When combined with Senate legislation and a third bill to expand physical and mental health services in schools, lawmakers say their investments in childhood mental health care this session could reach $100 million.
The issue has been cited as a priority
for members of both parties, who point to the surge in pediatric patients seeking treatment for mental and behavioral issues at Connecticut hospitals during the pandemic. In March 2021, for example, Yale New Haven Health reported that 42 percent of its pediatric patients had screened at high risk for suicide, up from 16 to 20 percent of patients the previous year, according to the CT Mirror.
“While there were mental health issues prior to the pandemic, the issues have been exacerbated and the gaps have been highlighted as a result,” said state Rep, Tammy Exum, D-West Hartford.

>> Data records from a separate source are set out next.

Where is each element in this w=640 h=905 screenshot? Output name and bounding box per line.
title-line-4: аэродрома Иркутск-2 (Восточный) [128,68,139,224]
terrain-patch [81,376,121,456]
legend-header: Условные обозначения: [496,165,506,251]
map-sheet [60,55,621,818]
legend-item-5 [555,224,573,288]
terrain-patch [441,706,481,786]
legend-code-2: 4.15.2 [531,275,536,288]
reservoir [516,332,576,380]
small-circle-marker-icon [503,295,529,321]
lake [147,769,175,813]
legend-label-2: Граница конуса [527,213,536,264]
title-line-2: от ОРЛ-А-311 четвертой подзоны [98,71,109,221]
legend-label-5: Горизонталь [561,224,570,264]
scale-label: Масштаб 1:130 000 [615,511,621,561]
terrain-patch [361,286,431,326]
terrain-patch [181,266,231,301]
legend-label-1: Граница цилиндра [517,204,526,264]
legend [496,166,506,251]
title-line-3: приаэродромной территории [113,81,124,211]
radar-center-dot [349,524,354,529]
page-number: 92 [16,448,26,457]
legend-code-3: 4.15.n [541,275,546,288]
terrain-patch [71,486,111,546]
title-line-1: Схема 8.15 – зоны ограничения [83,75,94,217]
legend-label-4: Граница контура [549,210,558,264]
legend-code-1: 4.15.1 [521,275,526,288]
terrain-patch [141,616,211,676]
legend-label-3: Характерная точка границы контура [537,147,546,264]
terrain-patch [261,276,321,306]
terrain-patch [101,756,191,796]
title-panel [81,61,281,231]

During several hours of debate over the legislation on Wednesday, Republicans sought to lay some of the blame for rising mental health needs among children with the COVID-19 mitigation strategies, such as requiring facemasks and shifting to remote learning early in the pandemic.
“Our kids, in my opinion, have been done a tremendous disservice in the last 18 months,” said state Rep. Greg Howard, R-Stonington. "I guess it’s water under the bridge now, but the problem is our kids are where they are and I think that we owe it to them as a state for what we have done to them.”
State Rep. Kimberly Fiorello, RGreenwich, also voted for the bill, but only after she expressed strong reservations about its scope and last-minute changes that were adopted as the House began its debate Wednesday.
“I don’t have any faith that all of these things in this bill will actually be accounted for and that we will sunset programs that don’t work,” Fiorello said. “Rather, I’m concerned that they’ll just keep going and all the new people hired will keep going on, and we have just put in motion this machine of government on the topic of children’s mental health.”
Exum, a mother of three who serves as deputy majority leader, ended the lengthy debate on Wednesday with a personal story of her experience taking a young family member for treatment for an eating disorder at Connecticut Children’s Hospital during the pandemic — only to find overcrowded with children seeking care for other mental health issues.
“They don’t have places to put them because they’re not stable, I saw it,” Exum said. “And when it was time for me to get my loved one out, we were supposed to have someone meet us at our home and put together a plan. No one showed up.”
The reason for the delay, she said, was because of a lack of the kind of intensive outpatient treatment services in Connecticut similar to those that would be offered under the Waterbury pilot program.
That program, which would begin in October, would serve as an alternative to inpatient treatment for children with severe mental health issues, allowing them to go to school and participate in other daily activities.
Linehan said Waterbury was chosen due to its central location in the state. If successful, lawmakers said it could serve as the basis for the expansion of similar programs in other areas of the state.